April 01, 2020

Both parties dismiss lawsuit seeking repayment of loan

ROCKLAND – A lawsuit filed by a Warren business owner seeking repayment of a personal loan made to a former employee who is suing her for unwanted sexual advances has been dismissed by both parties.

In April, Philip Georges of Thomaston filed a suit against his former boss, Nira Beram, claiming she subjected him to severe and pervasive sexual harassment while he was employed at Penobscot Bay Tile and Carpet in Warren.

Georges also filed a court motion seeking to attach $200,000 worth of Beram’s property. A judge approved the attachment in May.

In a June response to Georges’ lawsuit, Beram denied assertions of sexual harassment. That lawsuit is pending, a court clerk said Tuesday.

Georges was employed by Beram as a carpet and tile installer from December 1996 through June 25, 1999.

He had filed a complaint with the Maine Human Rights Commission on Oct. 7, 1999, according to court records. That complaint was not heard by the commission within 180 days and, therefore, Georges could ask to drop the complaint and bring his own lawsuit. The commission approved that request. Nearly a year before the sexual harassment accusations surfaced in court, Beram had filed a civil claim against Georges.

The lawsuit, filed July 27, 1999, by Beram, sought compensation from Georges, including $30,000 she claimed he owed her for a personal loan, plus interest, and other relief. In a court document, Georges admitted to receiving a $30,000 check from Beram as a loan that was to be paid within 90 days.

Georges filed a counterclaim, stating that after he had worked for Beram for about two years they made an agreement that he would become an equal partner in the business.
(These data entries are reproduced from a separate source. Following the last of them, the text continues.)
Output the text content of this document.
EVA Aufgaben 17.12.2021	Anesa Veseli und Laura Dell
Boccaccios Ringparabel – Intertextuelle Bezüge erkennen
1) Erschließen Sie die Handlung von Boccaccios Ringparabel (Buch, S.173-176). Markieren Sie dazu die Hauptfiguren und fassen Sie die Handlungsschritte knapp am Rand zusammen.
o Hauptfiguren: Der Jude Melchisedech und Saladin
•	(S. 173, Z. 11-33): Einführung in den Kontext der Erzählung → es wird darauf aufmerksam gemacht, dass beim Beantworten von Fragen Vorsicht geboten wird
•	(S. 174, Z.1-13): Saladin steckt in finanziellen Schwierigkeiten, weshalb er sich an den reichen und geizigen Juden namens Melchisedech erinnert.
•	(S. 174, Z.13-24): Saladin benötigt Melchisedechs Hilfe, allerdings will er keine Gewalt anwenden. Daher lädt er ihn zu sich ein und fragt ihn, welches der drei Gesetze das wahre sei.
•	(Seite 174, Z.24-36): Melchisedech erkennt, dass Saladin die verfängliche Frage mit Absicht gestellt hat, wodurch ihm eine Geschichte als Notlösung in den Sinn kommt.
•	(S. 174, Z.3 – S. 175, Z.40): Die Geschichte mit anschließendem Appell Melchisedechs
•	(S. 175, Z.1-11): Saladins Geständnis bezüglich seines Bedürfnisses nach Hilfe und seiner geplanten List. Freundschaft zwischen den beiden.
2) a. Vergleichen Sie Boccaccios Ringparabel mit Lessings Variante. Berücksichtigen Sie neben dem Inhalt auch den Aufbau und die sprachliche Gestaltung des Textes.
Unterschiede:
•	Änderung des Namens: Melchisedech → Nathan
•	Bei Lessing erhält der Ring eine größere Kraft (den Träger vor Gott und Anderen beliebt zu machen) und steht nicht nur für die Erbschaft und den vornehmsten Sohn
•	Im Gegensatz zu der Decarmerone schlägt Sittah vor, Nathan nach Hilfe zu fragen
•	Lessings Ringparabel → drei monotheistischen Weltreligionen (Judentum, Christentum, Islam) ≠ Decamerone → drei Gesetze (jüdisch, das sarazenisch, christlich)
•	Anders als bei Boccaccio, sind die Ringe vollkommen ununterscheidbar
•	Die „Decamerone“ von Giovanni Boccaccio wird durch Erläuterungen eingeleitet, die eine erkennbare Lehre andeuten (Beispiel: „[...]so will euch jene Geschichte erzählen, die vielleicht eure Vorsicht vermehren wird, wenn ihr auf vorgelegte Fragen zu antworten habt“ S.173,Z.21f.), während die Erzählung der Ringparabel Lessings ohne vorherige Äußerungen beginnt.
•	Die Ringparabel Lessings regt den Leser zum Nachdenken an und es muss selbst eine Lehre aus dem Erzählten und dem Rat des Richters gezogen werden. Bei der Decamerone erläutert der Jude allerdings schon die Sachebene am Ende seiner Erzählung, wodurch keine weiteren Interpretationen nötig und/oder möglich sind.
Georges alleged that from that point his overtime hours would go toward his purchase of a 50 percent interest in the business.

The counterclaim, filed by his lawyer, James Strong of Thomaston, said if it were proved that Georges did own half of the business, his unpaid overtime worked, worth more than $50,000, would be owed.

Beram had filed a document seeking dismissal of Georges’ claim of equal partnership, and got a judge to approve an attachment of Georges’ property in the amount of $34,112.

No trial date had been set for the sexual harassment lawsuit.